Search This Blog

Thursday, November 18, 2010

Can I login into you?

Doesn't really matter whether you say yes or no today because it's only AD 2010. But we are not far from the days where you would say "I can't believe that my best friend wanted to login into me during the blind date she set up for me!"

What does logging into you really mean? For starters, it's a way for others to see and hear exactly what you are seeing and hearing in real time. It can also include advanced features such as ability for others to observe what you are feeling in realtime by studying your body temperature, heart rate, brain activity patterns, etc. You get the idea.

No. I'm not smoking pot and I think it's a real scenario from a not so distant future. Five billion people on this planet today have cellphones and very soon more than half of them will be capable of taking a photo or video with the cellphone. Imagine a technology that can shoot and transmit stereo HD video with voice in realtime embedded into these devices you own. Anyone who has access to this realtime video is kind of logging into you.

Do you want to guess the industry that would first invest in such a technology. Yes, you guessed it right. It's the industry that still accounts to more than 30% of rich media content on the Internet. Porn.

Now sit back and imagine what you would do with such a technology. Login into your favorite Hollywood star, login into your friend for her wedding instead of attending the celebrations, login into the archives of yourself form your past, login into the that guy having...

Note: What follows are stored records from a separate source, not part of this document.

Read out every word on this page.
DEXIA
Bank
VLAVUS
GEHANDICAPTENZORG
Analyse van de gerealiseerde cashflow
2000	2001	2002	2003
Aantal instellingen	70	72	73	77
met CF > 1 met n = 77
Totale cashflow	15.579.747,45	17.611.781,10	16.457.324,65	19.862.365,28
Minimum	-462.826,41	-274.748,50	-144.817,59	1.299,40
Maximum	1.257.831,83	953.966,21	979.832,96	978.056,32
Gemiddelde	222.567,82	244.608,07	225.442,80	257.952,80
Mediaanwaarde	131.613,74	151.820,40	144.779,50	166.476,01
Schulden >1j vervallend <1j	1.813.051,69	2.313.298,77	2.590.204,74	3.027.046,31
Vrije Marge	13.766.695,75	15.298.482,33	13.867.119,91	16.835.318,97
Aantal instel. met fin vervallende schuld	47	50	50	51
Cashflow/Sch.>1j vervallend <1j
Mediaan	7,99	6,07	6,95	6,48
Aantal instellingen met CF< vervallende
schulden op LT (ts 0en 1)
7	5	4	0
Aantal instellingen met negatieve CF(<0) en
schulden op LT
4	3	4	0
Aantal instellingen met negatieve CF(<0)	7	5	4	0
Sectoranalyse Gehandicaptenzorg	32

PS: Apple already have several patents on "automated mood recognition" for handheld devices.

Friday, November 5, 2010

How well do you know yourself?

What would you say if someone asks you "Hey! What kind of person are you"? Not in an interview, but in an honest situation probably after a few drinks. And what do you think your friends would say about you? Not in front of you but at those parties that you missed or even better at that dinner your were not invited to.

Do things you say about you match with the things your friends say about you? You might think that you are very close to people and your friends think that you are too intrusive. It gets complex when you expand beyond friends. Your hiking partner might perceive you as a dare devil and your boss perceives you as exceptionally risk averse. Conflicting views huh!

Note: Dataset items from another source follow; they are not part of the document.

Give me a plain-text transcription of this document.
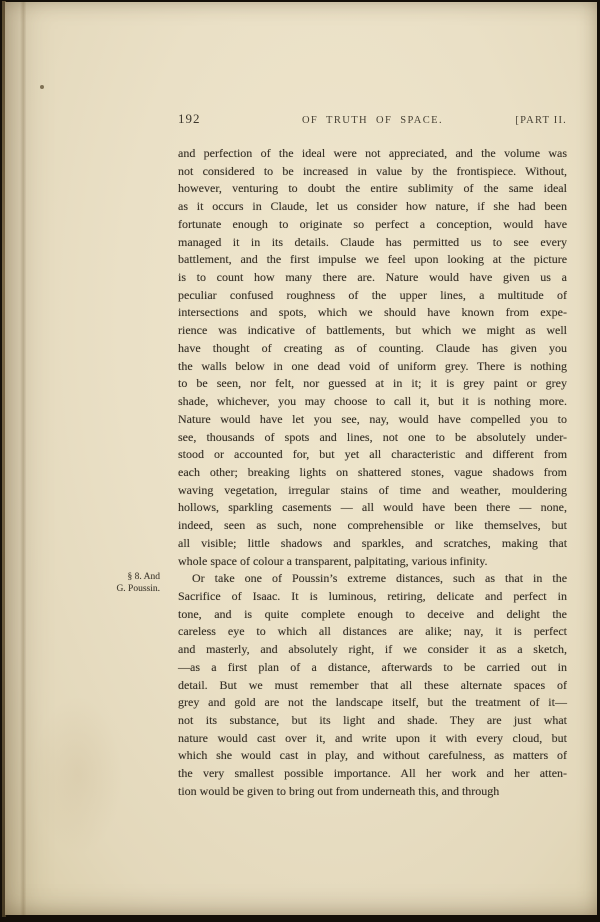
192	OF TRUTH OF SPACE.	[PART II.
§ 8. And
G. Poussin.
and perfection of the ideal were not appreciated, and the volume was
not considered to be increased in value by the frontispiece. Without,
however, venturing to doubt the entire sublimity of the same ideal
as it occurs in Claude, let us consider how nature, if she had been
fortunate enough to originate so perfect a conception, would have
managed it in its details. Claude has permitted us to see every
battlement, and the first impulse we feel upon looking at the picture
is to count how many there are. Nature would have given us a
peculiar confused roughness of the upper lines, a multitude of
intersections and spots, which we should have known from expe-
rience was indicative of battlements, but which we might as well
have thought of creating as of counting. Claude has given you
the walls below in one dead void of uniform grey. There is nothing
to be seen, nor felt, nor guessed at in it; it is grey paint or grey
shade, whichever, you may choose to call it, but it is nothing more.
Nature would have let you see, nay, would have compelled you to
see, thousands of spots and lines, not one to be absolutely under-
stood or accounted for, but yet all characteristic and different from
each other; breaking lights on shattered stones, vague shadows from
waving vegetation, irregular stains of time and weather, mouldering
hollows, sparkling casements — all would have been there — none,
indeed, seen as such, none comprehensible or like themselves, but
all visible; little shadows and sparkles, and scratches, making that
whole space of colour a transparent, palpitating, various infinity.
Or take one of Poussin’s extreme distances, such as that in the
Sacrifice of Isaac. It is luminous, retiring, delicate and perfect in
tone, and is quite complete enough to deceive and delight the
careless eye to which all distances are alike; nay, it is perfect
and masterly, and absolutely right, if we consider it as a sketch,
—as a first plan of a distance, afterwards to be carried out in
detail. But we must remember that all these alternate spaces of
grey and gold are not the landscape itself, but the treatment of it—
not its substance, but its light and shade. They are just what
nature would cast over it, and write upon it with every cloud, but
which she would cast in play, and without carefulness, as matters of
the very smallest possible importance. All her work and her atten-
tion would be given to bring out from underneath this, and through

Does this mean that we have multiple personalities? May be it just suggests that the perception of your personality varies on who you talk with - thyself, your friends, your family, your boss and so on.


Wouldn't it be nice to know how people perceive you? Corporations spend millions of dollars to answer this. Why can't we as individuals start thinking in those lines?

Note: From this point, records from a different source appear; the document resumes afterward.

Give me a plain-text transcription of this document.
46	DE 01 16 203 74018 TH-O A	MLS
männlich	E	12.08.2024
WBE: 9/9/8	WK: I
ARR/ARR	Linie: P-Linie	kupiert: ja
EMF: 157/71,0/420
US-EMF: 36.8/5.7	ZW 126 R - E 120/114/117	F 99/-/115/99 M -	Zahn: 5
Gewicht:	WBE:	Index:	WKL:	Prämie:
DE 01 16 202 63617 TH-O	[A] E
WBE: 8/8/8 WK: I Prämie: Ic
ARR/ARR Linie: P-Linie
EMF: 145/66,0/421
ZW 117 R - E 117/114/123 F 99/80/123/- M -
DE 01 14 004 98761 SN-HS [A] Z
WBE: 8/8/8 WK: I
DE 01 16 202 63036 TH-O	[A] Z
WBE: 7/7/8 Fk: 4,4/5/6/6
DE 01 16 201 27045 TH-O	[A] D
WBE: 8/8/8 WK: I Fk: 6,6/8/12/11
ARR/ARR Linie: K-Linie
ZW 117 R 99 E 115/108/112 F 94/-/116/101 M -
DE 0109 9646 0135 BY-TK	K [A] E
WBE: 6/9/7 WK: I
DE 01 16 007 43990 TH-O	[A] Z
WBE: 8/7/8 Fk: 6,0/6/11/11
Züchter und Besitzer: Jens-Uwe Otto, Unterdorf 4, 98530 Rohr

End of the day, I think it would be an interesting world if you can know thyself as people know you. Here's your business idea - develop a software application that asks your friends (from Facebook?) to define your personality type and presents you with anonymous results. Any investors or software geeks who want to take a stab at this? The dating sites can benefit from such an application. They still make a match based on who you think you are and not based on who you really are (those eHarmony ads!).

PS: Blogged from Acela train (yeah! it finally has wifi) on route to Boston from NYC, after looking at this stranger sitting in the next row on who I almost had a “personality opinion”.